Topic: Comic Books - New
Returning home last night after grocery shopping... I turned on our TV set while bringing up the bags of groceries from my car.
All three major cable news channels were then showing the end of the memorial service for Senator Edward M Kennedy.
I saw a bit of Vice President Joe Biden's speech as I brought up the cold items for Tina to put away, (we live in a three story townhouse).
I then noted on a return trip upstairs with the final bags that Caroline Kennedy was then talking. I stopped to listen to listen to her.
Recently I had read BlueWater Comics' Female Force: Caroline Kennedy #1 issue, but had not yet reviewed it here in mhy Blog.
I felt at that time last night that after listening to Caroline and then hearing the ending song at the service, 'When Irish Eyes Are Smiling', that reviewing the issue here this morning would be a timely thing to do...
Caroline was born five years after myself, so the first real rememberance of Caroline were the photos of her and her family at the White House.

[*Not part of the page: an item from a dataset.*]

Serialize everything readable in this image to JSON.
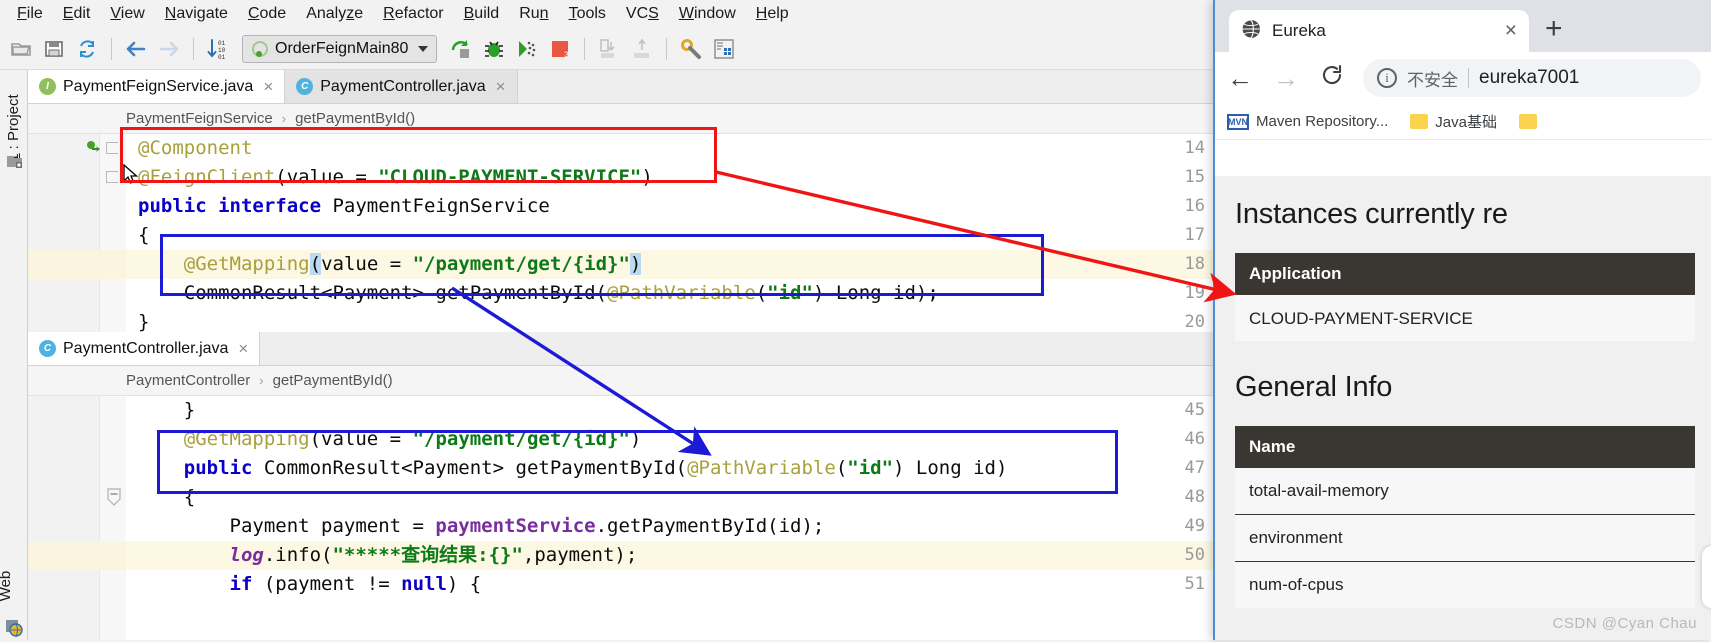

Then of course Caroline attending her father's funeral in 1963 as seen on black and white TV.
To me, she never really stood out that much publicly early in her life, as she was overshadowed by her mother and her brother in the public spotlight. I wasn't aware that she wanted to be 'left alone' as stated in her later book "The Right to Privacy".
Plus being mainly on the West Coast most of my life, and with Caroline not wanting the public spotlight for most of her life; I just didn't know that much about her, other than her connection to her famous family.
The writer of this comic book, Neal Bailey, does a good job in telling a brief biography about Caroline. Even he though knows that it isn't the full and complete story, so there is a full page of source links that the reader can access online to learn more about Caroline. The links are to online articles, videos, and wikipedia entries. After all, a writer can only put so much into a regular sized comic book issue!
Ryan Howe captures the flavor of 'Camelot' in the beginning pages of the story. His art style is more of a 'cartoony' illustrative one IMHO, so the likenesses of the main characters are recognizable but are not pictured in a 'realistic' tone. Please do not misunderstand what I am saying here... the style does not detract from the illustrated biography, just that it is in a more 'cartoony' format.
Kirsty Swan's coloring fit the somber period of the first page, which showed the funeral procession of Caroline's father. The rest of the coloring made the art flow when reading the panels in the ongoing pages.
Wilson Ramos Jr. did another fine job lettering this issue. I always expect that of him, and he doesn't disappoint.
The striking front cover was by Vinnie Tartamella. Another frameable cover from this artist!
However, I believe that it was the difference in the more 'realistic' illustrative style between the front cover's artist and the interior pages done by another artist that made the interior pages appear to be of a more 'cartoony' nature, but that is my personal opinion.
As I said at the beginning of this blog post, I didn't know all that much about Caroline Kennedy the individual. This biography as told in comic book format is a good introduction to her life shown in a sequential art format and easy to read for all ages.
One final thought before wrapping up this post... My thoughts are with the Kennedy Clan as they lay to rest their family member, Edward M Kennedy today...
Notes: This issue's cover price was $3.99, well worth the price for this stand alone issue #1 in the series of Female Force comics.